SinPo.id - Pemerintahan Presiden Joko Widodo dianggap tidak punya pilihan kecuali bekerja keras memperbaiki UU Cipta Kerja pasca putusan Mahkamah Konstitusi (MK) yang memerintahkan DPR dan Pemerintah untuk memperbaiki UU Cipta Kerja dalam jangka waktu dua tahun ke depan.

Pakar hukum tata negara Yusril Ihza Mahendra menyatakan, jika dalam dua tahun tidak diperbaiki, maka semua aturan yang diatur UU Cipta Kerja akan kembali ke undang-undang awal, yang sebelumnya digunakan.

"Ini jelas dapat menimbulkan kekacauan hukum," ujar Yusril dalam keterangannya.

Dalam putusan tersebut, MK melarang Pemerintah menerbitkan peraturan pelaksana terhadap UU Cipta Kerja selain yang sudah ada.
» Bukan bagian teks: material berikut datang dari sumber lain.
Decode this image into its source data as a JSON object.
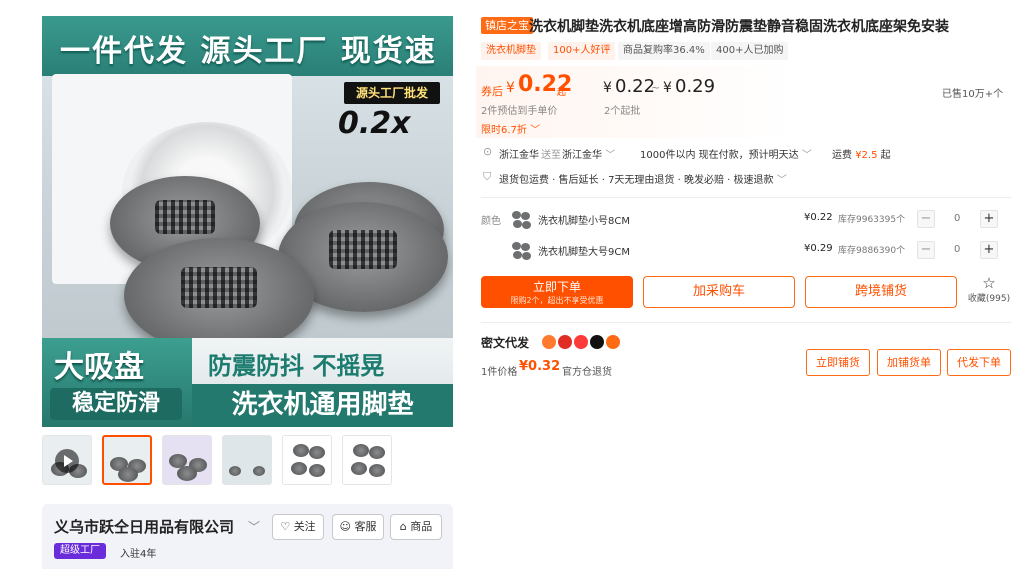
{
  "image": {
    "top_banner": "一件代发 源头工厂 现货速发",
    "factory_tag": "源头工厂批发",
    "price_tag": "0.2x",
    "bottom_left_1": "大吸盘",
    "bottom_left_2": "稳定防滑",
    "bottom_right_1": "防震防抖 不摇晃",
    "bottom_right_2": "洗衣机通用脚垫"
  },
  "company": {
    "name": "义乌市跃仝日用品有限公司",
    "badge": "超级工厂",
    "years": "入驻4年",
    "follow_label": "关注",
    "service_label": "客服",
    "shop_label": "商品"
  },
  "product": {
    "store_badge": "镇店之宝",
    "title": "洗衣机脚垫洗衣机底座增高防滑防震垫静音稳固洗衣机底座架免安装",
    "tags": [
      "洗衣机脚垫",
      "100+人好评",
      "商品复购率36.4%",
      "400+人已加购"
    ]
  },
  "price": {
    "coupon_label": "券后",
    "currency": "¥",
    "coupon_price": "0.22",
    "coupon_suffix": "起",
    "coupon_note": "2件预估到手单价",
    "range_low": "0.22",
    "range_sep": "~",
    "range_high": "0.29",
    "min_order": "2个起批",
    "sold": "已售10万+个",
    "limited": "限时6.7折"
  },
  "shipping": {
    "from": "浙江金华",
    "to_label": "送至",
    "to": "浙江金华",
    "stock_note": "1000件以内  现在付款，预计明天达",
    "fee_label": "运费",
    "fee": "¥2.5",
    "fee_suffix": "起",
    "guarantee": "退货包运费 · 售后延长 · 7天无理由退货 · 晚发必赔 · 极速退款"
  },
  "sku": {
    "label": "颜色",
    "items": [
      {
        "name": "洗衣机脚垫小号8CM",
        "price": "¥0.22",
        "stock": "库存9963395个",
        "qty": "0"
      },
      {
        "name": "洗衣机脚垫大号9CM",
        "price": "¥0.29",
        "stock": "库存9886390个",
        "qty": "0"
      }
    ],
    "minus": "−",
    "plus": "+"
  },
  "actions": {
    "order_label": "立即下单",
    "order_sub": "限购2个，超出不享受优惠",
    "cart_label": "加采购车",
    "cross_label": "跨境铺货",
    "fav_label": "收藏",
    "fav_count": "(995)"
  },
  "dropship": {
    "title": "密文代发",
    "price_label": "1件价格",
    "price": "¥0.32",
    "note": "官方仓退货",
    "btn1": "立即铺货",
    "btn2": "加铺货单",
    "btn3": "代发下单"
  },
  "colors": {
    "accent": "#ff5000",
    "teal": "#2a7f76",
    "purple": "#6a2bdb"
  }
}
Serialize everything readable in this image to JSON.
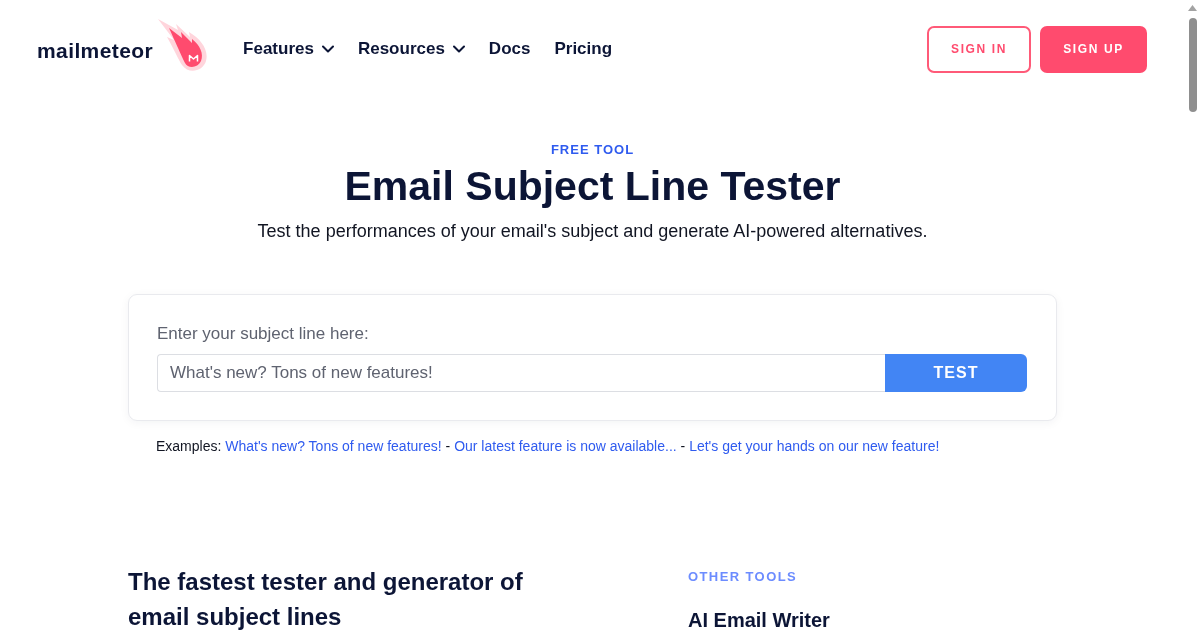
{
  "header": {
    "logo": {
      "text": "mailmeteor"
    },
    "nav": [
      {
        "label": "Features",
        "dropdown": true
      },
      {
        "label": "Resources",
        "dropdown": true
      },
      {
        "label": "Docs",
        "dropdown": false
      },
      {
        "label": "Pricing",
        "dropdown": false
      }
    ],
    "actions": [
      {
        "label": "SIGN IN",
        "kind": "outline"
      },
      {
        "label": "SIGN UP",
        "kind": "filled"
      }
    ]
  },
  "hero": {
    "eyebrow": "FREE TOOL",
    "title": "Email Subject Line Tester",
    "subtitle": "Test the performances of your email's subject and generate AI-powered alternatives."
  },
  "tester": {
    "label": "Enter your subject line here:",
    "input": {
      "placeholder": "What's new? Tons of new features!"
    },
    "button": "TEST"
  },
  "examples": {
    "label": "Examples:",
    "separator": "-",
    "links": [
      "What's new? Tons of new features!",
      "Our latest feature is now available...",
      "Let's get your hands on our new feature!"
    ]
  },
  "about": {
    "heading": "The fastest tester and generator of email subject lines"
  },
  "other_tools": {
    "heading": "OTHER TOOLS",
    "items": [
      "AI Email Writer"
    ]
  }
}
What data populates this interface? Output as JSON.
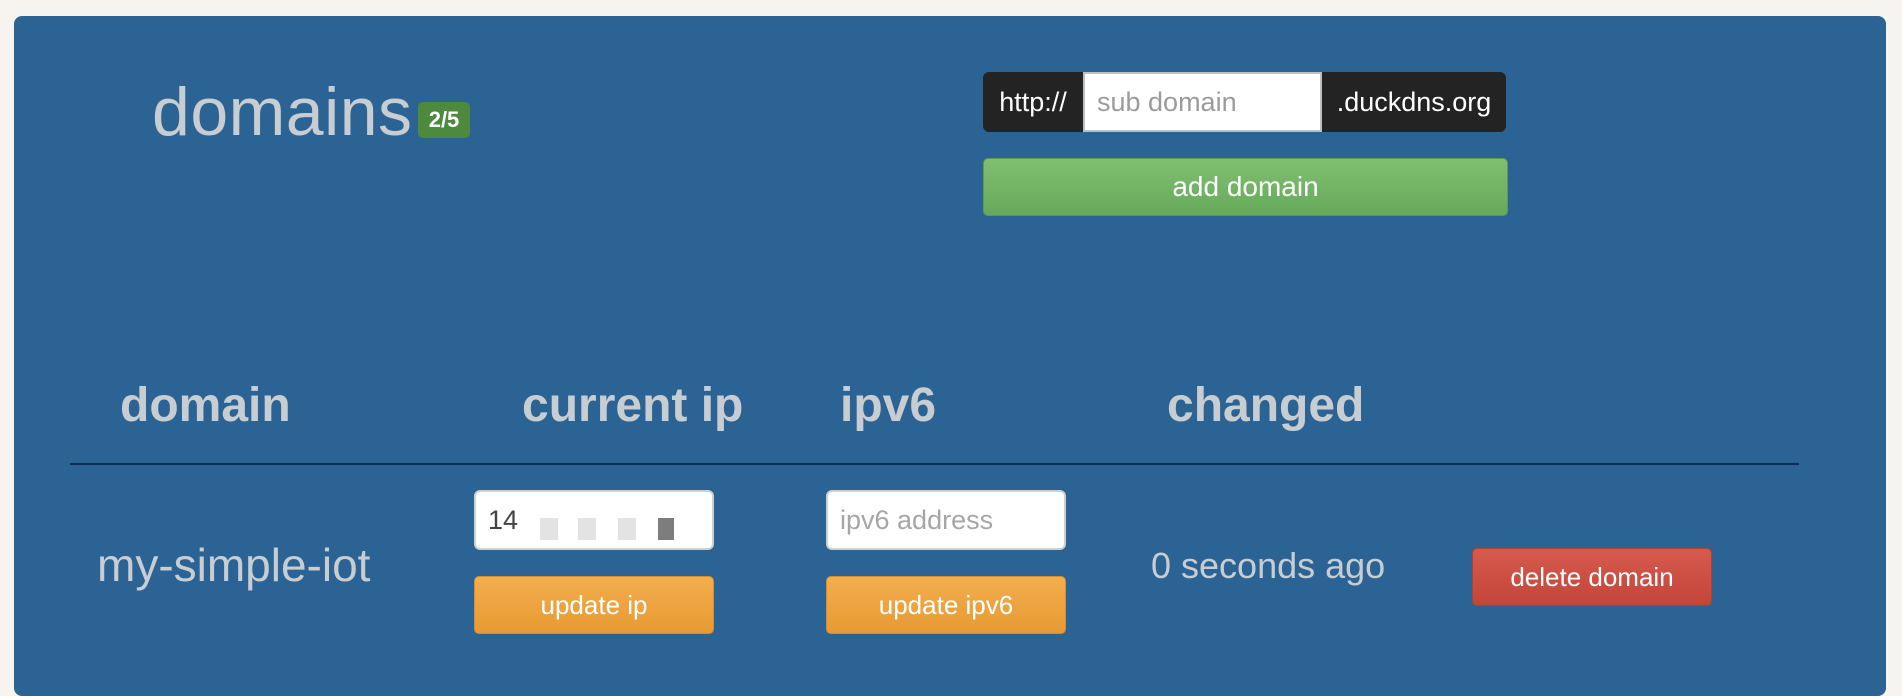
{
  "page": {
    "title": "domains",
    "badge": "2/5"
  },
  "add_form": {
    "prefix": "http://",
    "subdomain_placeholder": "sub domain",
    "suffix": ".duckdns.org",
    "add_label": "add domain"
  },
  "table": {
    "columns": [
      "domain",
      "current ip",
      "ipv6",
      "changed"
    ],
    "rows": [
      {
        "domain": "my-simple-iot",
        "current_ip_visible": "14",
        "ipv6_placeholder": "ipv6 address",
        "update_ip_label": "update ip",
        "update_ipv6_label": "update ipv6",
        "changed": "0 seconds ago",
        "delete_label": "delete domain"
      }
    ]
  },
  "colors": {
    "panel": "#2b6494",
    "badge": "#4e8a3d",
    "add_button": "#6ead5f",
    "update_button": "#eca33f",
    "delete_button": "#cc5044"
  }
}
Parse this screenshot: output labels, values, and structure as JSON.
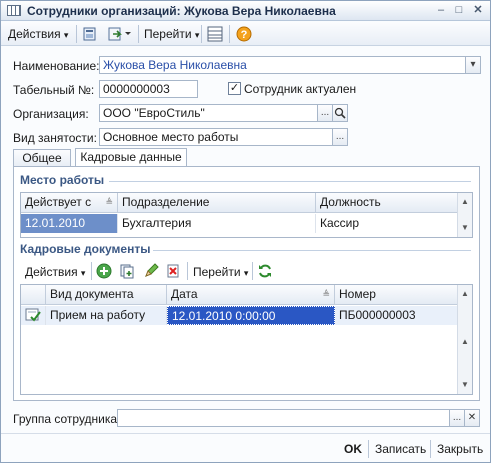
{
  "window": {
    "title": "Сотрудники организаций: Жукова Вера Николаевна",
    "minimize_glyph": "–",
    "maximize_glyph": "□",
    "close_glyph": "✕"
  },
  "toolbar": {
    "actions_label": "Действия",
    "goto_label": "Перейти",
    "help_glyph": "?",
    "dropdown_glyph": "▾"
  },
  "form": {
    "name_label": "Наименование:",
    "name_value": "Жукова Вера Николаевна",
    "tab_number_label": "Табельный №:",
    "tab_number_value": "0000000003",
    "active_checkbox_label": "Сотрудник актуален",
    "active_checked": "✓",
    "org_label": "Организация:",
    "org_value": "ООО \"ЕвроСтиль\"",
    "employment_label": "Вид занятости:",
    "employment_value": "Основное место работы",
    "ellipsis": "...",
    "search_glyph": "🔍",
    "group_label": "Группа сотрудника:",
    "group_value": "",
    "clear_glyph": "✕"
  },
  "tabs": [
    {
      "label": "Общее"
    },
    {
      "label": "Кадровые данные"
    }
  ],
  "workplace": {
    "title": "Место работы",
    "columns": [
      "Действует с",
      "Подразделение",
      "Должность"
    ],
    "rows": [
      {
        "date": "12.01.2010",
        "department": "Бухгалтерия",
        "position": "Кассир"
      }
    ]
  },
  "hr_docs": {
    "title": "Кадровые документы",
    "actions_label": "Действия",
    "goto_label": "Перейти",
    "columns": [
      "Вид документа",
      "Дата",
      "Номер"
    ],
    "rows": [
      {
        "type": "Прием на работу",
        "date": "12.01.2010 0:00:00",
        "number": "ПБ000000003"
      }
    ]
  },
  "footer": {
    "ok_label": "OK",
    "save_label": "Записать",
    "close_label": "Закрыть"
  },
  "colors": {
    "selection": "#c8d8f1",
    "selected_cell": "#2a57c4",
    "section_title": "#3b5884"
  }
}
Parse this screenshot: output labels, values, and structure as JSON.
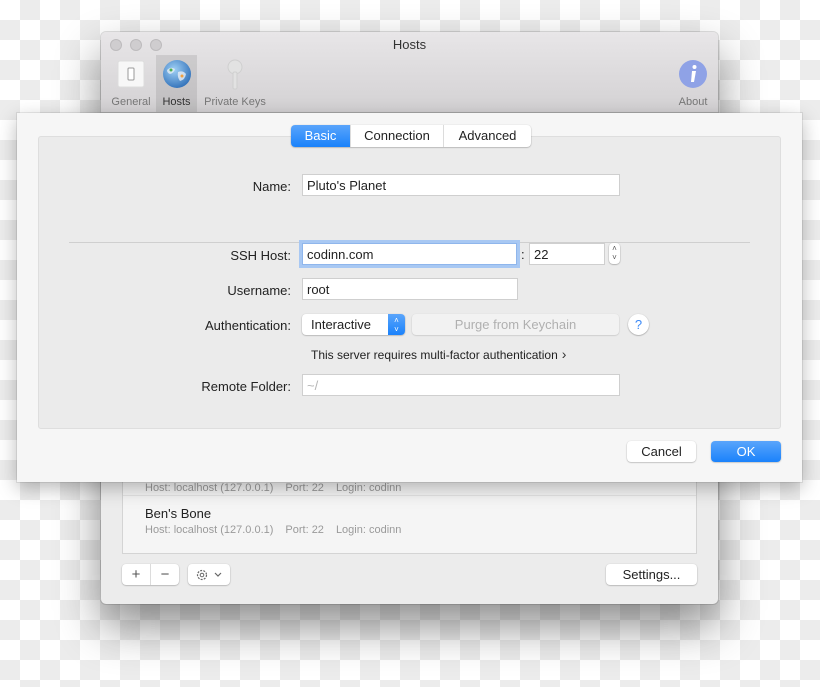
{
  "window": {
    "title": "Hosts",
    "toolbar": [
      {
        "label": "General",
        "icon": "switch-icon",
        "active": false
      },
      {
        "label": "Hosts",
        "icon": "globe-icon",
        "active": true
      },
      {
        "label": "Private Keys",
        "icon": "key-icon",
        "active": false
      },
      {
        "label": "About",
        "icon": "info-icon",
        "active": false
      }
    ]
  },
  "host_list": {
    "rows": [
      {
        "name": "",
        "host": "Host: localhost (127.0.0.1)",
        "port": "Port: 22",
        "login": "Login: codinn"
      },
      {
        "name": "Ben's Bone",
        "host": "Host: localhost (127.0.0.1)",
        "port": "Port: 22",
        "login": "Login: codinn"
      }
    ],
    "add_label": "+",
    "remove_label": "−",
    "action_icon": "gear-icon",
    "settings_label": "Settings..."
  },
  "sheet": {
    "tabs": [
      {
        "label": "Basic",
        "active": true
      },
      {
        "label": "Connection",
        "active": false
      },
      {
        "label": "Advanced",
        "active": false
      }
    ],
    "form": {
      "name_label": "Name:",
      "name_value": "Pluto's Planet",
      "ssh_host_label": "SSH Host:",
      "ssh_host_value": "codinn.com",
      "port_separator": ":",
      "port_value": "22",
      "username_label": "Username:",
      "username_value": "root",
      "auth_label": "Authentication:",
      "auth_value": "Interactive",
      "purge_label": "Purge from Keychain",
      "help_label": "?",
      "mfa_text": "This server requires multi-factor authentication",
      "mfa_chevron": "›",
      "remote_folder_label": "Remote Folder:",
      "remote_folder_value": "",
      "remote_folder_placeholder": "~/"
    },
    "cancel_label": "Cancel",
    "ok_label": "OK"
  },
  "colors": {
    "accent": "#1a82fb",
    "about_icon": "#8fa2e6"
  }
}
MK juga melarang Pemerintah mengambil kebijakan-kebijakan baru yang berdampak luas yang didasarkan atas UU Cipta Kerja selama UU itu belum diperbaiki.

Yusril menilai Putusan MK itu mempunyai dampak yang luas terhadap Pemerintahan Presiden Joko Widodo yang kini tinggal lebih kurang tiga tahun lagi.

Menurutnya, Pemerintah Presiden Joko Widodo ingin melakukan kebijakan-kebijakan super cepat yang sebagian besar justru didasarkan kepada UU Cipta Kerja itu. Tanpa perbaikan segera, kebijakan-kebijakan baru yang akan diambil Presiden otomatis terhenti.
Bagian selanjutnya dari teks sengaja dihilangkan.